Gun control in Colorado
Hickenlooper, whose state was left reeling after the 2012 Aurora movie theater shooting and the Columbine High School massacre in 1999, touched on his attempts at gun control in Colorado. In March 2013, he signed into law a bill that banned high-capacity magazines and expanded background checks for gun purchases, the first such law passed after the Newtown school shooting. But the law sparked recall elections for two pro-gun control state legislators and angered many county sheriffs.
Still, noted Hickenlooper, background checks work.
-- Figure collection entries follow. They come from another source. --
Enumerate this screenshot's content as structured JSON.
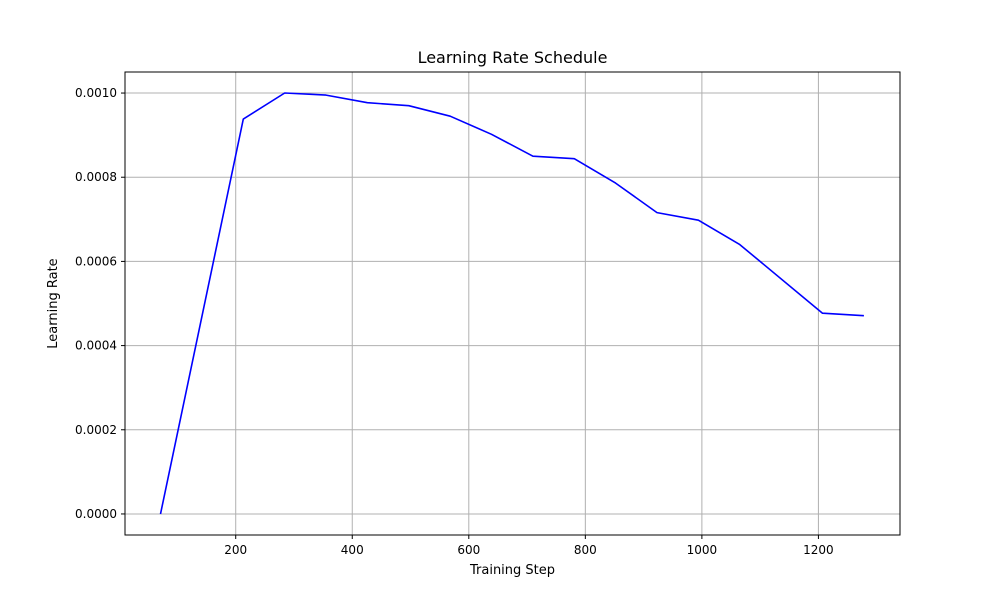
{
  "chart_data": {
    "type": "line",
    "title": "Learning Rate Schedule",
    "xlabel": "Training Step",
    "ylabel": "Learning Rate",
    "xlim": [
      10,
      1340
    ],
    "ylim": [
      -5e-05,
      0.00105
    ],
    "xticks": [
      200,
      400,
      600,
      800,
      1000,
      1200
    ],
    "xtick_labels": [
      "200",
      "400",
      "600",
      "800",
      "1000",
      "1200"
    ],
    "yticks": [
      0.0,
      0.0002,
      0.0004,
      0.0006,
      0.0008,
      0.001
    ],
    "ytick_labels": [
      "0.0000",
      "0.0002",
      "0.0004",
      "0.0006",
      "0.0008",
      "0.0010"
    ],
    "grid": true,
    "line_color": "#0000ff",
    "grid_color": "#b0b0b0",
    "series": [
      {
        "x": [
          71,
          213,
          284,
          355,
          426,
          497,
          568,
          639,
          710,
          781,
          852,
          923,
          994,
          1065,
          1207,
          1278
        ],
        "y": [
          0.0,
          0.000938,
          0.001,
          0.000995,
          0.000977,
          0.00097,
          0.000945,
          0.000902,
          0.00085,
          0.000844,
          0.000786,
          0.000716,
          0.000698,
          0.00064,
          0.000477,
          0.000471
        ]
      }
    ]
  }
}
He cited statistics that showed that background checks have prevented gun purchases by 38 people convicted of homicides, 620 people with outstanding restraining orders, and 420 people who had outstanding warrants for their arrest.
And he derided the politicization of the gun control issue, noting that while Republicans are almost unanimously against universal background checks in public, “all my conservative friends who are not in government think it makes sense.”
Hickenlooper, a former geologist and brew pub owner who was first elected to public office as Denver mayor in 2003, also touted the importance of bringing the “common sense from business into local and state government.” In running a major city and now a state, he said he has focused learnings from the private sector in three areas: hiring people, developing lean government policies, and taking the friction out of regulation.
He also noted that Colorado’s investment in arts and culture has paid off economically, making it a high-tech hub along the booming Front Range. Metro Denver has become a “great magnet” for young people and high-tech entrepreneurs because of its arts and cultural scene, its multitude of live music venues, and general quality of life. “That kind of creative energy does attract creative folks,” he said.
Hickenlooper also took credit for managing the natural gas fracking boom in Colorado, mainly by making sure all interests were represented when drafting new, important regulations.
“The process of having everybody in the same room and making sure everybody gets credit” resulted in “the oil and gas industry spending $80 million a year making sure the air in Colorado is getting cleaner,” he said.